In a recent article for National Law Journal, IAALS Board of Advisors Member Jeremy Fogel challenges federal courts to use the data and information gathered through COVID-19-related emergency measures to evaluate and implement more modern court processes going forward. Fogel, the Former Director of the Federal Judicial Center and current Executive Director for the Berkeley Judicial Institute, believes the federal courts have a unique opportunity now to seize on this change.
The federal courts’ remote technology response to the pandemic is unprecedented in its history, with the federal judiciary steeped in tradition and incremental change. As Fogel lays out, this reluctance stems from a long and respected history of independence, professionalism, and conservatism, as well as a desire to decide cases as fairly as possible. Large-scale changes, even those that could increase affordability and efficiency, are approached with caution.
On April 13, the United States Supreme Court announced that it would conduct 10 oral arguments by telephone conference this May for cases whose oral argument dates had been postponed due to the COVID-19 pandemic. The Supreme Court states that it will make an audio feed available to the public through a media pool—providing real-time audio of oral arguments for the first time in its history.
The Administrative Office of the U.S. Courts, the administrative agency of the United States federal court system, and central support entity for the federal judicial branch, issued guidance enabling lower federal courts to implement virtual access to most proceedings—emphasizing that such access is only available throughout the duration of the pandemic. The federal judiciary also maintains an updated list of links to all federal court websites with links to court orders concerning court business, operating status, and public and employee safety, stemming from the COVID-19 pandemic. However, Fogel writes, “the emergency is unlikely to end soon. In the meantime, the courts’ emergency measures will produce a bounty of data concerning each of the principal areas of concern that have been cited to support judicial reservations about greater use of virtual proceedings.” And this data, he argues, should be used post-pandemic to assess the risks that federal courts have historically cited as reasons to innovate slowly.
Federal courts should evaluate the risks and concerns now. One risk levied by the federal courts concerns privacy; with these emergency procedures in place, courts have the opportunity to find ways of “balancing privacy interest with the transparency provided by virtual access.” Another risk is security; the courts’ current experience could reveal ways “to secure their electronic portals and to prevent harmful or unauthorized access to sensitive proceedings or information.”

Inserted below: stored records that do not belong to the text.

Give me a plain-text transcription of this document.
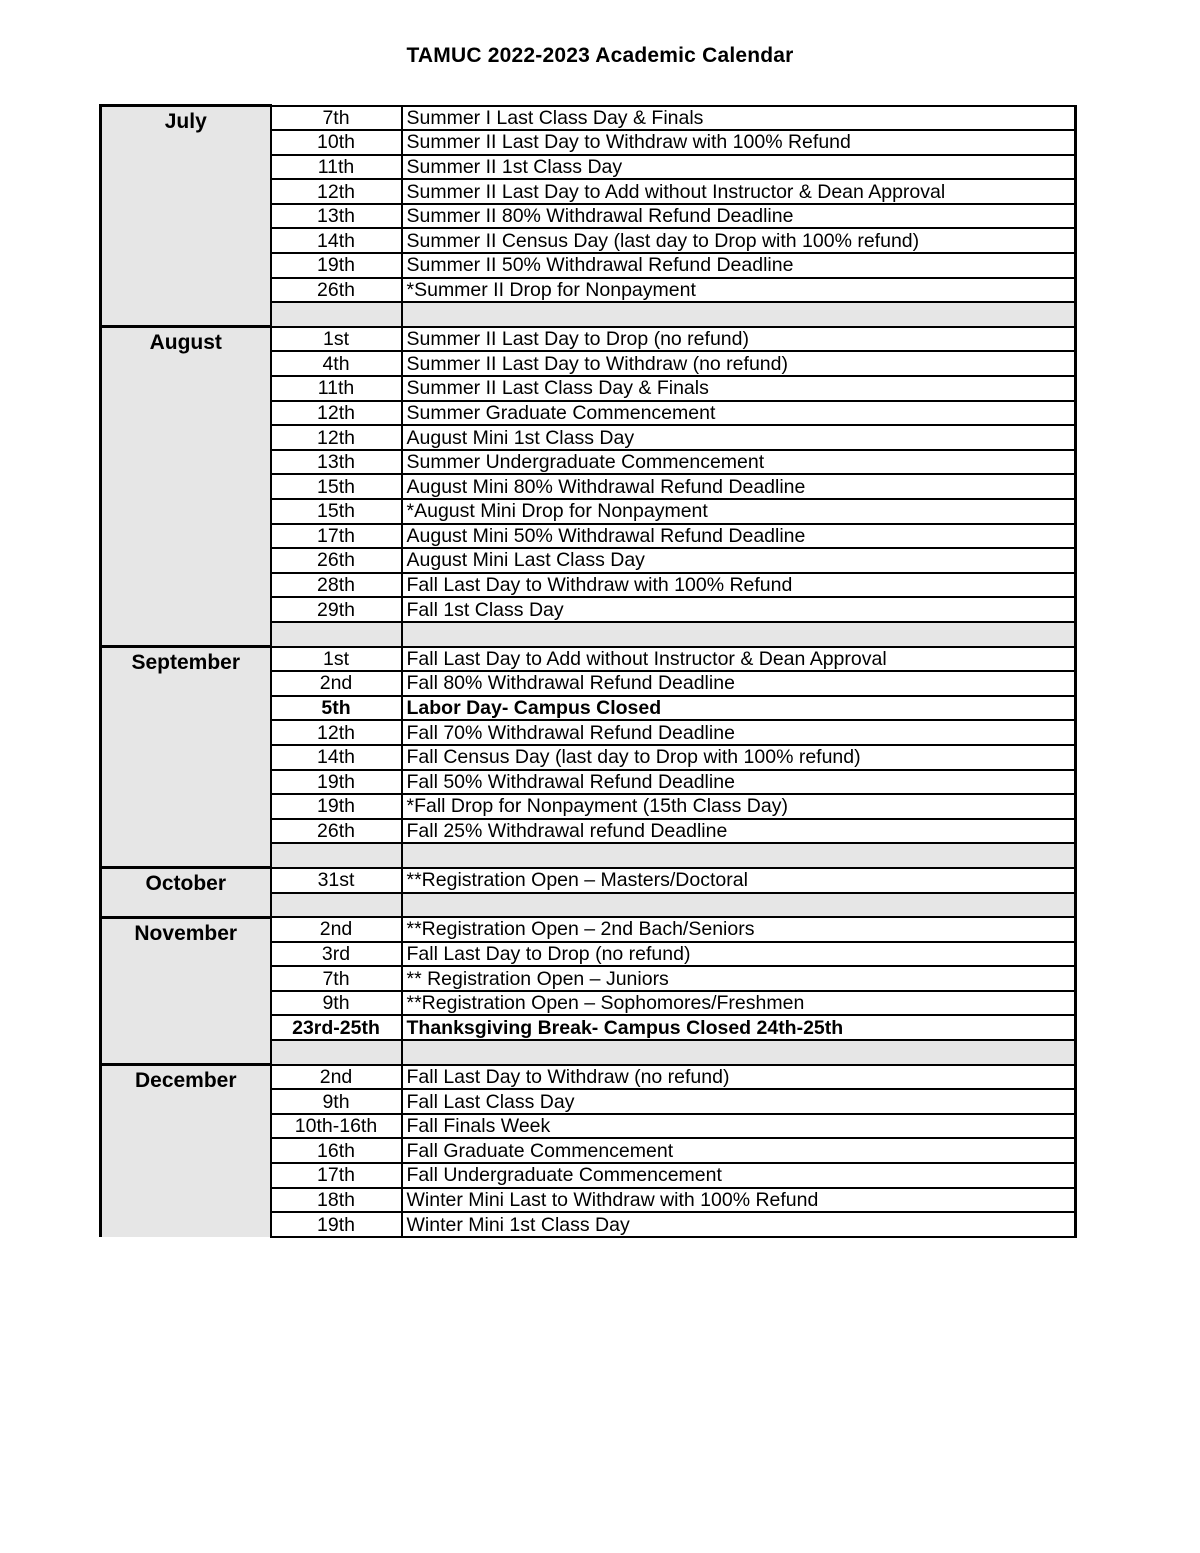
TAMUC 2022-2023 Academic Calendar
July	7th	Summer I Last Class Day & Finals
	10th	Summer II Last Day to Withdraw with 100% Refund
	11th	Summer II 1st Class Day
	12th	Summer II Last Day to Add without Instructor & Dean Approval
	13th	Summer II 80% Withdrawal Refund Deadline
	14th	Summer II Census Day (last day to Drop with 100% refund)
	19th	Summer II 50% Withdrawal Refund Deadline
	26th	*Summer II Drop for Nonpayment

August	1st	Summer II Last Day to Drop (no refund)
	4th	Summer II Last Day to Withdraw (no refund)
	11th	Summer II Last Class Day & Finals
	12th	Summer Graduate Commencement
	12th	August Mini 1st Class Day
	13th	Summer Undergraduate Commencement
	15th	August Mini 80% Withdrawal Refund Deadline
	15th	*August Mini Drop for Nonpayment
	17th	August Mini 50% Withdrawal Refund Deadline
	26th	August Mini Last Class Day
	28th	Fall Last Day to Withdraw with 100% Refund
	29th	Fall 1st Class Day

September	1st	Fall Last Day to Add without Instructor & Dean Approval
	2nd	Fall 80% Withdrawal Refund Deadline
	5th	Labor Day- Campus Closed
	12th	Fall 70% Withdrawal Refund Deadline
	14th	Fall Census Day (last day to Drop with 100% refund)
	19th	Fall 50% Withdrawal Refund Deadline
	19th	*Fall Drop for Nonpayment (15th Class Day)
	26th	Fall 25% Withdrawal refund Deadline

October	31st	**Registration Open – Masters/Doctoral

November	2nd	**Registration Open – 2nd Bach/Seniors
	3rd	Fall Last Day to Drop (no refund)
	7th	** Registration Open – Juniors
	9th	**Registration Open – Sophomores/Freshmen
	23rd-25th	Thanksgiving Break- Campus Closed 24th-25th

December	2nd	Fall Last Day to Withdraw (no refund)
	9th	Fall Last Class Day
	10th-16th	Fall Finals Week
	16th	Fall Graduate Commencement
	17th	Fall Undergraduate Commencement
	18th	Winter Mini Last to Withdraw with 100% Refund
	19th	Winter Mini 1st Class Day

Judges are also worried about the impact of virtual operations on their roles, including impaired ability to assess nonverbal cues as well as an adverse impact on lawyer cooperation. And, appellate judges are apprehensive about the effects on collaboration and collegiality. Yet again, Fogel argues, the pandemic “has created an opportunity for the validity of these apprehensions to be tested.” And when it comes to collaboration and collegiality, IAALS agrees: not only are they possible, they are essential.
Federal courts’ concerns around innovation at the expense of impartial justice should be commended, but also tested—to determine whether these concerns are supported by evidence-based information. While federal courts consistently score higher than the other branches in opinion polls, overall public trust and confidence in the courts has declined in recent years. Fogel argues that “[t]ransparency is a powerful antidote to such negativity,” and that technologies allowing electronic access and virtual proceedings could be a huge step in the right direction toward implementing transparency and restoring the public’s faith in a justice system that works for them.